Topic 54: Data Manipulation for ML

What You'll Learn

Some ML interviews still include practical data wrangling.

This topic focuses on the patterns you are most likely to need quickly:

  • filtering rows
  • handling missing values
  • groupby aggregations
  • joins and merges
  • feature normalization
  • one-hot encoding
  • train/test leakage concerns in preprocessing

Why This Matters

A lot of candidates prepare only model code and then get slowed down by:

  • basic pandas manipulation
  • feature engineering tables
  • aggregations over users, sessions, or time windows

For research and applied interviews, this can matter a lot because messy data is often where real work starts.

Core Intuition

1. Data Manipulation Is Part of Modeling

If your feature table is wrong, the model is wrong.

This means:

  • row-level correctness matters
  • time logic matters
  • grouping logic matters
  • leakage can happen before training even begins

2. Most Interview Tasks Are Simple but Easy to Mess Up

Typical prompts:

  • compute per-user statistics
  • fill missing values
  • merge labels with features
  • create normalized columns
  • aggregate by day or by category

The difficulty is usually not deep math. It is avoiding silent mistakes.

3. Leakage Risk

Very common issue:

  • compute global mean using all rows
  • then use it in the training pipeline

That is wrong if the test split influenced the transform.

Correct principle:

  • fit preprocessing on training data
  • apply the learned transform to validation/test

Common Failure Modes

1. Wrong Join Semantics

A merge can silently:

  • drop rows
  • duplicate rows
  • misalign labels and features

That can completely change the dataset before modeling starts.

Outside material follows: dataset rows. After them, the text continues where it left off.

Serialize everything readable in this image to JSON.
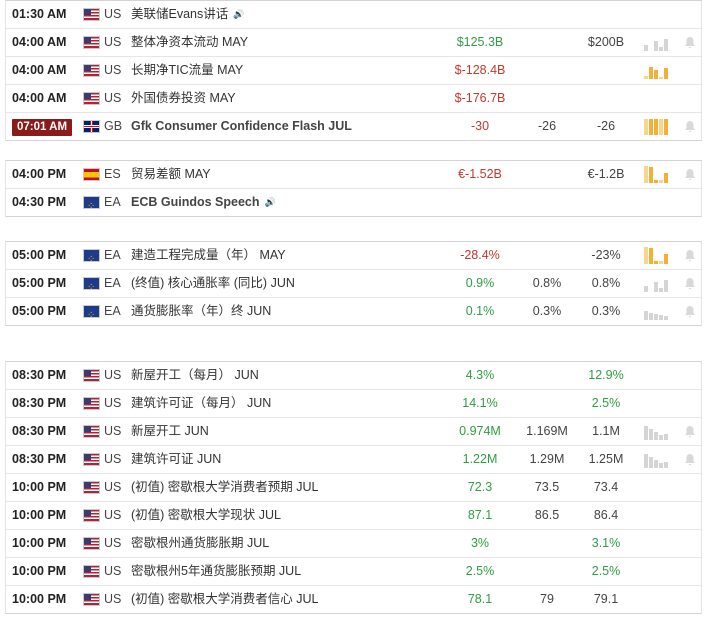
{
  "colors": {
    "negative": "#c0392b",
    "positive": "#2e9e3f",
    "neutral": "#333333",
    "current_time_badge": "#8b1a1a",
    "spark_gray": "#cfcfcf",
    "spark_orange": "#f2b134",
    "spark_orange_light": "#f7d48f"
  },
  "groups": [
    {
      "rows": [
        {
          "time": "01:30 AM",
          "flag": "us",
          "country": "US",
          "event": "美联储Evans讲话",
          "speech": true,
          "actual": "",
          "actual_tone": "neu",
          "forecast": "",
          "previous": "",
          "spark": "none",
          "alert": false
        },
        {
          "time": "04:00 AM",
          "flag": "us",
          "country": "US",
          "event": "整体净资本流动 MAY",
          "actual": "$125.3B",
          "actual_tone": "pos",
          "forecast": "",
          "previous": "$200B",
          "spark": "gray-mixed",
          "alert": true
        },
        {
          "time": "04:00 AM",
          "flag": "us",
          "country": "US",
          "event": "长期净TIC流量 MAY",
          "actual": "$-128.4B",
          "actual_tone": "neg",
          "forecast": "",
          "previous": "",
          "spark": "orange-mixed",
          "alert": false
        },
        {
          "time": "04:00 AM",
          "flag": "us",
          "country": "US",
          "event": "外国债券投资 MAY",
          "actual": "$-176.7B",
          "actual_tone": "neg",
          "forecast": "",
          "previous": "",
          "spark": "none",
          "alert": false
        },
        {
          "time": "07:01 AM",
          "current": true,
          "flag": "gb",
          "country": "GB",
          "event": "Gfk Consumer Confidence Flash JUL",
          "bold": true,
          "actual": "-30",
          "actual_tone": "neg",
          "forecast": "-26",
          "previous": "-26",
          "spark": "orange-full",
          "alert": true
        }
      ]
    },
    {
      "rows": [
        {
          "time": "04:00 PM",
          "flag": "es",
          "country": "ES",
          "event": "贸易差额 MAY",
          "actual": "€-1.52B",
          "actual_tone": "neg",
          "forecast": "",
          "previous": "€-1.2B",
          "spark": "orange-low",
          "alert": true
        },
        {
          "time": "04:30 PM",
          "flag": "ea",
          "country": "EA",
          "event": "ECB Guindos Speech",
          "bold": true,
          "speech": true,
          "actual": "",
          "actual_tone": "neu",
          "forecast": "",
          "previous": "",
          "spark": "none",
          "alert": false
        }
      ]
    },
    {
      "rows": [
        {
          "time": "05:00 PM",
          "flag": "ea",
          "country": "EA",
          "event": "建造工程完成量（年） MAY",
          "actual": "-28.4%",
          "actual_tone": "neg",
          "forecast": "",
          "previous": "-23%",
          "spark": "orange-low",
          "alert": true
        },
        {
          "time": "05:00 PM",
          "flag": "ea",
          "country": "EA",
          "event": "(终值) 核心通胀率 (同比) JUN",
          "actual": "0.9%",
          "actual_tone": "pos",
          "forecast": "0.8%",
          "previous": "0.8%",
          "spark": "gray-mixed",
          "alert": true
        },
        {
          "time": "05:00 PM",
          "flag": "ea",
          "country": "EA",
          "event": "通货膨胀率（年）终 JUN",
          "actual": "0.1%",
          "actual_tone": "pos",
          "forecast": "0.3%",
          "previous": "0.3%",
          "spark": "gray-low",
          "alert": true
        }
      ]
    },
    {
      "rows": [
        {
          "time": "08:30 PM",
          "flag": "us",
          "country": "US",
          "event": "新屋开工（每月） JUN",
          "actual": "4.3%",
          "actual_tone": "pos",
          "forecast": "",
          "previous": "12.9%",
          "previous_tone": "pos",
          "spark": "none",
          "alert": false
        },
        {
          "time": "08:30 PM",
          "flag": "us",
          "country": "US",
          "event": "建筑许可证（每月） JUN",
          "actual": "14.1%",
          "actual_tone": "pos",
          "forecast": "",
          "previous": "2.5%",
          "previous_tone": "pos",
          "spark": "none",
          "alert": false
        },
        {
          "time": "08:30 PM",
          "flag": "us",
          "country": "US",
          "event": "新屋开工 JUN",
          "actual": "0.974M",
          "actual_tone": "pos",
          "forecast": "1.169M",
          "previous": "1.1M",
          "spark": "gray-high",
          "alert": true
        },
        {
          "time": "08:30 PM",
          "flag": "us",
          "country": "US",
          "event": "建筑许可证 JUN",
          "actual": "1.22M",
          "actual_tone": "pos",
          "forecast": "1.29M",
          "previous": "1.25M",
          "spark": "gray-high",
          "alert": true
        },
        {
          "time": "10:00 PM",
          "flag": "us",
          "country": "US",
          "event": "(初值) 密歇根大学消费者预期 JUL",
          "actual": "72.3",
          "actual_tone": "pos",
          "forecast": "73.5",
          "previous": "73.4",
          "spark": "none",
          "alert": false
        },
        {
          "time": "10:00 PM",
          "flag": "us",
          "country": "US",
          "event": "(初值) 密歇根大学现状 JUL",
          "actual": "87.1",
          "actual_tone": "pos",
          "forecast": "86.5",
          "previous": "86.4",
          "spark": "none",
          "alert": false
        },
        {
          "time": "10:00 PM",
          "flag": "us",
          "country": "US",
          "event": "密歇根州通货膨胀期 JUL",
          "actual": "3%",
          "actual_tone": "pos",
          "forecast": "",
          "previous": "3.1%",
          "previous_tone": "pos",
          "spark": "none",
          "alert": false
        },
        {
          "time": "10:00 PM",
          "flag": "us",
          "country": "US",
          "event": "密歇根州5年通货膨胀预期 JUL",
          "actual": "2.5%",
          "actual_tone": "pos",
          "forecast": "",
          "previous": "2.5%",
          "previous_tone": "pos",
          "spark": "none",
          "alert": false
        },
        {
          "time": "10:00 PM",
          "flag": "us",
          "country": "US",
          "event": "(初值) 密歇根大学消费者信心 JUL",
          "actual": "78.1",
          "actual_tone": "pos",
          "forecast": "79",
          "previous": "79.1",
          "spark": "none",
          "alert": false
        }
      ]
    }
  ]
}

2. Aggregating Over the Wrong Time Window

This is a common source of leakage.

If you compute a user feature using events that occur after the prediction timestamp, the model gets future information it should not have.

3. Filling Missing Values Without Thinking About Meaning

A missing value can mean:

  • zero
  • unknown
  • not applicable
  • sensor failure

Treating all missing values the same can erase useful signal or create misleading artifacts.

4. Fitting Preprocessing on the Full Dataset

Normalization, imputation, encoding, and PCA should usually be fit on training data only.

Otherwise evaluation is contaminated.

Edge Cases and Follow-Up Questions

What if a left join creates duplicate rows?

That usually means the join key is not unique on the right-hand side.

You should inspect key cardinality before trusting the result.

What if a category appears only at test time?

Then one-hot encoding needs a policy for unseen categories.

A good answer is to mention an "unknown" bucket or a learned fallback.

What if missingness itself is predictive?

Then the missing-value indicator can be useful as its own feature.

What if normalization is done per batch instead of from training statistics?

Then the feature meaning can drift across splits, and evaluation may become inconsistent.

Files in This Topic

What to Practice Saying Out Loud

  1. Why can preprocessing cause leakage?
  2. How do you aggregate per entity without duplicating rows incorrectly?
  3. When would you use a left join versus an inner join?
  4. Why should normalization parameters come from training data only?
  5. How do you handle missing values without hiding a signal?